Tal como se infere que as normas jurídicas que confluem ou podem confluir na
resolução desses problemas têm natureza diversificada e proteiforme.
Com
efeito, podem interferir no regime das trocas internacionais, tanto normas de
direito privado – as relativas ao estatuto da empresa e dos seus dirigentes,
à respectiva capacidade para a prática de actos fora das fronteiras do país a
que pertencem, à validade desses actos, etc. – como normas de direito
público – relativas, por exemplo, ao direito da concorrência e aos direitos
dos estrangeiros. De outra perspectiva, convergem nessa regulamentação dos
problemas do comércio internacional disposições oriundas de fontes diversas:
leis estaduais, actos comunitários, tratados internacionais, regras
consuetudinárias, etc.
Mostrando-se
impossível abarcar nos limites deste trabalho toda a sorte de problemas jurídicos
implicados pelo comércio internacional, iremos concentrar-nos, como acima foi
dito, em apenas alguns deles, tendo especialmente em vista tão-somente as relações
internacionais de carácter privado.
Os
conflitos de leis e os
modos de os resolver
Se as relações
comerciais internacionais se projectam para além das fronteiras de um único
Estado, decorrendo sob a égide de ordens jurídicas estaduais diferentes, o
primeiro problema jurídico que as mesmas colocam é, precisamente, o dos «conflitos
de leis (no espaço)». Este problema é originado pela circunstância de as
ordens jurídicas dos diferentes países divergirem na regulamentação das
situações concretas da vida. Assim, por exemplo, caso surja um diferendo a
respeito da interpretação ou execução de um contrato de fornecimento de matérias-
primas celebrado entre a empresa A, sediada em Portugal, e a empresa B,
estabelecida em Inglaterra, tal diferendo pode ser resolvido de forma diferente
consoante seja aplicado ao caso o direito português ou, pelo contrário, o
direito inglês. Alude-se, pois, à diversidade das «normas jurídicas
materiais» dos diferentes sistemas jurídicos, ou seja, daquelas normas que
regulam as situações concretas, que nos dão resposta para os problemas do
dia-a-dia. Mas, como é lógico, os conflitos entre normas materiais oriundas de
sistemas jurídicos diferentes são, muitas vezes, tão-só conflitos
potenciais, pois não está excluído que, na sua aplicação aos casos
concretos da vida, tais normas apresentem soluções idênticas.
Estas
normas materiais, quando são editadas pelos legisladores nacionais, têm
sobretudo em vista resolver os problemas que se colocam internamente, dentro das
fronteiras do Estado que as promulga.
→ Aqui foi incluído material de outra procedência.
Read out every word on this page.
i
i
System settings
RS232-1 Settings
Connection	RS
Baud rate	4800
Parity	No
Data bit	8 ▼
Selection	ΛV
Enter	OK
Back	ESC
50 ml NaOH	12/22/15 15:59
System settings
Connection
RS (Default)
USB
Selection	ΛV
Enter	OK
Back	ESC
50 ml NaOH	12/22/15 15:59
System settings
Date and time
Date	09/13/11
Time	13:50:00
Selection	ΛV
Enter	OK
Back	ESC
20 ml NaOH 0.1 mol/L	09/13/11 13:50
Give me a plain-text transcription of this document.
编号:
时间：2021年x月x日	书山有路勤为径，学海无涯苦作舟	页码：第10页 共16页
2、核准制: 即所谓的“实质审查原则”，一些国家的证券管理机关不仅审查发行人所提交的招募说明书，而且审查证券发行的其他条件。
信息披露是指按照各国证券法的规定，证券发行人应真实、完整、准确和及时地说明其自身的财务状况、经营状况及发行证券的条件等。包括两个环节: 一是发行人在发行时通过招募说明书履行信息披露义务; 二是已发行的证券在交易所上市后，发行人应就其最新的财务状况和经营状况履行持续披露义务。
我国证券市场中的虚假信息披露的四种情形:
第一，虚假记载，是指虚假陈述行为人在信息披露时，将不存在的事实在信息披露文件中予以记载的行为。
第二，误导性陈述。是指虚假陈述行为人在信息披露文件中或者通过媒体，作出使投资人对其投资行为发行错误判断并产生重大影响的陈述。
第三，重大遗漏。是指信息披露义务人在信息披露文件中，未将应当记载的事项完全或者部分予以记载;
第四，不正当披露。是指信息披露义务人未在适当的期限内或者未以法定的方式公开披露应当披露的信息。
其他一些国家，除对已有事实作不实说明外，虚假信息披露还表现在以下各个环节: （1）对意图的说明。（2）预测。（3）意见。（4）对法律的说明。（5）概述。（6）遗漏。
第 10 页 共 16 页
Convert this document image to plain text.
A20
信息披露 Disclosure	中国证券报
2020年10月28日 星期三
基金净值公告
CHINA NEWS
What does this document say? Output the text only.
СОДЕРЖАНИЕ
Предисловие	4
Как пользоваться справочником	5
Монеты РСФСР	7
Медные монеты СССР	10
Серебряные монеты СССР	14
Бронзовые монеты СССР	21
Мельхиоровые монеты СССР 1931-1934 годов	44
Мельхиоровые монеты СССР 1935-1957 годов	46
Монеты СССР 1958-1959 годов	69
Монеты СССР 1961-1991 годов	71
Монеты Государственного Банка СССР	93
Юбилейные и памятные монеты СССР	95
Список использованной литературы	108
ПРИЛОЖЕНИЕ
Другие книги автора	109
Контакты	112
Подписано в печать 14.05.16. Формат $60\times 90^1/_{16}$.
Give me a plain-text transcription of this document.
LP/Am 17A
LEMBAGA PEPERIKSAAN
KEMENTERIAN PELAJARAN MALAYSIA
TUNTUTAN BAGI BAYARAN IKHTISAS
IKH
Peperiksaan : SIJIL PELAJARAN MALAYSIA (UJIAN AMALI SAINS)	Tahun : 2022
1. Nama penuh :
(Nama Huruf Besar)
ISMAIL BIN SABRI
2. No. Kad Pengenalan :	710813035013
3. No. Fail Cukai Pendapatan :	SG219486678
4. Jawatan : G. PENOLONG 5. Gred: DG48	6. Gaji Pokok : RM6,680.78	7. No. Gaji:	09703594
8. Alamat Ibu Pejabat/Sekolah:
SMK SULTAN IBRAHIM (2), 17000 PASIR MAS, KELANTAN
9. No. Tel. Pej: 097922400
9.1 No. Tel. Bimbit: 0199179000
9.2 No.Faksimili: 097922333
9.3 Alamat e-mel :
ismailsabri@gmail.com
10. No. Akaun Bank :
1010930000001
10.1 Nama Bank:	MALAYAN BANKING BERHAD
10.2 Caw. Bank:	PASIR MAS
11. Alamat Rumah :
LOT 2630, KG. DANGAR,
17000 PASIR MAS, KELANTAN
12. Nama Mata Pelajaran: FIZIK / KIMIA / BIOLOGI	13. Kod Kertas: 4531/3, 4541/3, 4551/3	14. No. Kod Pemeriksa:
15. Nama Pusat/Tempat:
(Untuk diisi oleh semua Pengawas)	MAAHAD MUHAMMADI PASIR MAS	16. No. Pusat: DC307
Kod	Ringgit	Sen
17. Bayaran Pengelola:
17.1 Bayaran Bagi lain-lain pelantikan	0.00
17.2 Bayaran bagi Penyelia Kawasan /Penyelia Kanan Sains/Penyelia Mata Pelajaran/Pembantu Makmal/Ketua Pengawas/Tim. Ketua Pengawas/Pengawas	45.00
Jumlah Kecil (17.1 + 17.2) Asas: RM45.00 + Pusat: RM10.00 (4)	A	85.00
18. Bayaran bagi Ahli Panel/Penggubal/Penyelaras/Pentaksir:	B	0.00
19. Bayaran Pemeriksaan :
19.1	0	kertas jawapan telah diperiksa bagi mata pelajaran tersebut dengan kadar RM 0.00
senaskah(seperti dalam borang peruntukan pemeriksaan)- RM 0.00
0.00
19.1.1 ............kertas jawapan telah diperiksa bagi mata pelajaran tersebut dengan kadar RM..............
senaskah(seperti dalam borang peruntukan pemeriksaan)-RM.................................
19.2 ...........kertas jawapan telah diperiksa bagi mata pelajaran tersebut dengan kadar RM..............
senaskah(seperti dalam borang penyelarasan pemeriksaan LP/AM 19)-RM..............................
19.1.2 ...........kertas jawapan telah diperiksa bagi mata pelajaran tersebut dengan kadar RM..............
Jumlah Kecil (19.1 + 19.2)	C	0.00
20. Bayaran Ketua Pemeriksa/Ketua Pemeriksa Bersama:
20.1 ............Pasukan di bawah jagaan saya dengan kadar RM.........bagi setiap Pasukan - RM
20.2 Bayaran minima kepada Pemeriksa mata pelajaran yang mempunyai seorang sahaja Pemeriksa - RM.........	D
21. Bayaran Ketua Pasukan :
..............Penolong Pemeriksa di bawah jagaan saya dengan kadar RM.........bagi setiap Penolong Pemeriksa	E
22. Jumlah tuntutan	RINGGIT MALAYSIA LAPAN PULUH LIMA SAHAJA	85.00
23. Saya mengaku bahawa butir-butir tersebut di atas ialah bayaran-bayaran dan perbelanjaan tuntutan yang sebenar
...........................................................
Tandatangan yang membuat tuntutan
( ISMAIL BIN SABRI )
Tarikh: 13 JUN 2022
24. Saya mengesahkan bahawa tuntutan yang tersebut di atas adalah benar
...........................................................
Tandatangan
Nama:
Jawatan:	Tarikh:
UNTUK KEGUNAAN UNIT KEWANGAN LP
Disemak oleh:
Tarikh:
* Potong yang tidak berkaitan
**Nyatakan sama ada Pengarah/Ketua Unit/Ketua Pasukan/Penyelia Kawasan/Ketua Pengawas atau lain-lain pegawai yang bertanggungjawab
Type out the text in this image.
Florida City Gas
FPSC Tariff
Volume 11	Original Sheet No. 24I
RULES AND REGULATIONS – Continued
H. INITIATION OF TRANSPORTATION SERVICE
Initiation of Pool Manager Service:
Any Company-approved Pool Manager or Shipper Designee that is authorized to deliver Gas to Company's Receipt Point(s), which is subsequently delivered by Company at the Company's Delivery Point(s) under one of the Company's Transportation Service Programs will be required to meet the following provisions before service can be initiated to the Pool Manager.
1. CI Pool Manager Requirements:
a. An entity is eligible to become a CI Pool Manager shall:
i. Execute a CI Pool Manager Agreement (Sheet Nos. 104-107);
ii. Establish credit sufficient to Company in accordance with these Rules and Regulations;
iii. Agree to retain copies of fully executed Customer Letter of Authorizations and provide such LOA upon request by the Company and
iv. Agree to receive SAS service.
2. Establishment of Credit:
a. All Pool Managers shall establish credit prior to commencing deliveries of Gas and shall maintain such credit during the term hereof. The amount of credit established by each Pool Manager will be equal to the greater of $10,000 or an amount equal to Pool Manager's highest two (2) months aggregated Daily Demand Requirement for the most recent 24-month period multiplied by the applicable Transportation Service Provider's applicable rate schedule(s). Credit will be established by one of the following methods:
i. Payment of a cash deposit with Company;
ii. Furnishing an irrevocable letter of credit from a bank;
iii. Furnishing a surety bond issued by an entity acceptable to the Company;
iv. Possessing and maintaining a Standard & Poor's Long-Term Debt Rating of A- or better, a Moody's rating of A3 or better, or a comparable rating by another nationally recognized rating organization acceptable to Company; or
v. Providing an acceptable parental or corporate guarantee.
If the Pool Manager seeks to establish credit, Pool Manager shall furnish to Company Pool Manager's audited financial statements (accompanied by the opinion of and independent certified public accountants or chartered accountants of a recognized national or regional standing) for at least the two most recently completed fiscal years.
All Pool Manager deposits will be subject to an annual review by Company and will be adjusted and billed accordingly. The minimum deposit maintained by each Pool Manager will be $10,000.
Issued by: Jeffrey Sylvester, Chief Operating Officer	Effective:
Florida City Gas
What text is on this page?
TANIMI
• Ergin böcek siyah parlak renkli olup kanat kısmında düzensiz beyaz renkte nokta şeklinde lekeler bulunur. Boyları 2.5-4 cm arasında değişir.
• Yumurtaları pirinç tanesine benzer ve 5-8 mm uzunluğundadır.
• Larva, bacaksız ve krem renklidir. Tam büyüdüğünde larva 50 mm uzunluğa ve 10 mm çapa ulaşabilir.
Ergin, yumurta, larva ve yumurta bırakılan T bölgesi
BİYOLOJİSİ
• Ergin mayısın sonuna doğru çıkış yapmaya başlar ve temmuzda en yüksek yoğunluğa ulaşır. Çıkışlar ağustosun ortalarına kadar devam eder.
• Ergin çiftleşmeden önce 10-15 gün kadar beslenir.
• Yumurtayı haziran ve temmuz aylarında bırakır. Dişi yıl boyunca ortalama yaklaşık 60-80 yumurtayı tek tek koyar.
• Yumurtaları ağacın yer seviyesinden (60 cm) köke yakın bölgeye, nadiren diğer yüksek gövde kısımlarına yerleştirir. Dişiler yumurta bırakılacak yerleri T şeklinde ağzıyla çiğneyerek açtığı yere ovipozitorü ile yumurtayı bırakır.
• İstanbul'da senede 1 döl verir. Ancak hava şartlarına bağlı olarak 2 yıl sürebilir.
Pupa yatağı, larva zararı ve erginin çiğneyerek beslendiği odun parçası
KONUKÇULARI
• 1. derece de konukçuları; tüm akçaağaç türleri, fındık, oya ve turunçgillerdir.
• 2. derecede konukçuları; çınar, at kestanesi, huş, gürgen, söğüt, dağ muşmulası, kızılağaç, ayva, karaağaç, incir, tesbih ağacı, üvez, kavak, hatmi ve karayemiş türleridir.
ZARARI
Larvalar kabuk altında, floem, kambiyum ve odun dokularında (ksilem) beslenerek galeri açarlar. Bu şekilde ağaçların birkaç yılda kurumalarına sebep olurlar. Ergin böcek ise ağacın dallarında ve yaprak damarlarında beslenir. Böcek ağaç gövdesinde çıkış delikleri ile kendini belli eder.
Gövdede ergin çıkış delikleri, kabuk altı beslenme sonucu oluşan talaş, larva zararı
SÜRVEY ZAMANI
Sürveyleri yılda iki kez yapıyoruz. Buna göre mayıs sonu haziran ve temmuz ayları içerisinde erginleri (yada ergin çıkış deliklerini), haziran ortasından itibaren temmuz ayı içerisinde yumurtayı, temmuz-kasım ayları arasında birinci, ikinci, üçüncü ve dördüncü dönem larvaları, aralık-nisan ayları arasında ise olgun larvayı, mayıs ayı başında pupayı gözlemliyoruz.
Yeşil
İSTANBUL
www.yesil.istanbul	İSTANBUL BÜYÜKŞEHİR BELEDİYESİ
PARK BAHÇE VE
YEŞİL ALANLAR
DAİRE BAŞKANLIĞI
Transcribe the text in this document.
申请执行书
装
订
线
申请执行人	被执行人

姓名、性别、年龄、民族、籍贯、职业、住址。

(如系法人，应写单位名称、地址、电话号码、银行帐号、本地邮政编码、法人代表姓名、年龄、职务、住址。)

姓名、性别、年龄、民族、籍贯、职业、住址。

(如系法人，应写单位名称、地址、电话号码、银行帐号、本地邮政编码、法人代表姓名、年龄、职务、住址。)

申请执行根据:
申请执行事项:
Porém, à partida, nada obsta a que elas
possam ser aplicadas a situações «internacionais», situações que estão em
contacto com mais do que uma ordem jurídica.
Está bem
de ver que à resolução de uma dada questão jurídica, suscitada por uma relação
privada internacional, se não podem aplicar todas as leis que com essa relação
tenham um qualquer contacto de natureza espacial. Deverá antes seleccionar-se
uma dessas leis, reconhecendo-se-lhe competência para resolver a referida questão
jurídica. Tradicionalmente, tal selecção é feita por uma regra de conflitos
(de leis), uma norma jurídica que tem precisamente por função dizer qual das
leis em contacto com a situação é competente para a regular.
Tais regras
de conflitos existem em todos os ordenamentos jurídicos e a sua interpretação
e aplicação levantam problemas delicados. Mas não faltam vozes que propugnam
outros modos de resolver os conflitos entre as leis dos diferentes países. Aliás,
a melhor forma de os resolver seria, naturalmente, eliminá-los, mediante a
uniformização ou harmonização de todas as leis do mundo. Todavia, na ausência
de um legislador internacional, dotado de reais poderes para impor o acatamento
dos seus preceitos pelos órgãos legislativos e jurisdicionais de cada Estado,
tal tarefa só limitadamente poderá conduzir a resultados positivos, em geral
através da adesão voluntária dos Estados aos tratados que intentam a unificação
do direito privado.
Posto isto,
não falta, como se disse, quem proponha outras vias de resolução dos
conflitos de leis, para além (ou em substituição) das normas de conflitos.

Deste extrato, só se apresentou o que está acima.